I enjoy the three main roles of an academic faculty position: research, teaching in the classroom, and mentoring in the laboratory. I plan to develop a research program that includes a mix of both applied research and basic research. For applied research, I intend to develop projects through interactions with the wine and fermented beverage industry that help solve microbiological problems. For the basic research, I plan to investigate how metabolic pathways regulate cell physiology. As an educator, I expect to develop wine microbiology classes to give students the information and skills that they need to be successful in their chosen careers, while also helping students develop critical and creative thinking skills. As a mentor, I plan to help my students build their scientific skill set so that they can use scientific thinking and approaches to answer research questions. Additionally, I want to help my students identify their career goals and achieve them.
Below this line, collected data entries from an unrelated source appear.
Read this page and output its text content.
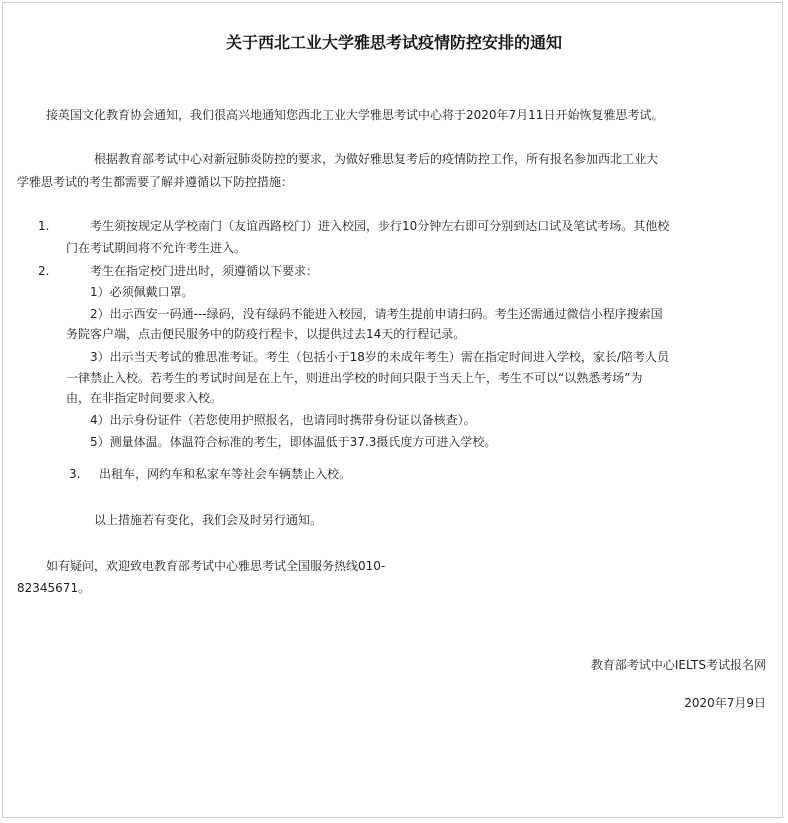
关于西北工业大学雅思考试疫情防控安排的通知
接英国文化教育协会通知，我们很高兴地通知您西北工业大学雅思考试中心将于2020年7月11日开始恢复雅思考试。
根据教育部考试中心对新冠肺炎防控的要求，为做好雅思复考后的疫情防控工作，所有报名参加西北工业大
学雅思考试的考生都需要了解并遵循以下防控措施：
1.	考生须按规定从学校南门（友谊西路校门）进入校园，步行10分钟左右即可分别到达口试及笔试考场。其他校
门在考试期间将不允许考生进入。
2.	考生在指定校门进出时，须遵循以下要求：
1）必须佩戴口罩。
2）出示西安一码通---绿码，没有绿码不能进入校园，请考生提前申请扫码。考生还需通过微信小程序搜索国
务院客户端，点击便民服务中的防疫行程卡，以提供过去14天的行程记录。
3）出示当天考试的雅思准考证。考生（包括小于18岁的未成年考生）需在指定时间进入学校，家长/陪考人员
一律禁止入校。若考生的考试时间是在上午，则进出学校的时间只限于当天上午，考生不可以“以熟悉考场”为
由，在非指定时间要求入校。
4）出示身份证件（若您使用护照报名，也请同时携带身份证以备核查）。
5）测量体温。体温符合标准的考生，即体温低于37.3摄氏度方可进入学校。
3. 出租车，网约车和私家车等社会车辆禁止入校。
以上措施若有变化，我们会及时另行通知。
如有疑问，欢迎致电教育部考试中心雅思考试全国服务热线010-
82345671。
教育部考试中心IELTS考试报名网
2020年7月9日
What do you hope students take away from your class?
I am still developing classes, and I will start teaching next year. My classes will focus on wine microbiology. I hope that students will be able to develop the basic microbiology skills that are useful in a winery for interpreting the health of their fermentations, and diagnosing microbiological issues that arise. I also want them to develop the critical thinking skills necessary to evaluate current research and product claims related to wine microbiology. Finally, I want them to have a clear sense of the types of wine microbiology research that are being done so that they would feel confident reaching out to an academic microbiologist to propose research questions/collaborations that could solve problems or drive innovation.
How will your research benefit the wine industry?
My applied research program will have two main benefits. First, I want to develop applied projects by working with people in the wine industry to help solve microbiological problems. The results of this work will be published so that any benefit from the work can be shared with the entire industry. Second, I will be training future generations of people who pursue careers within the wine industry.
What is the best piece of research advice you have received?
Teach. My postdoctoral mentor, David Botstein, has said many times that much of his success in research is due to teaching. He found that by teaching, he would re-examine and discuss concepts that would lead to new insights and new directions for his research.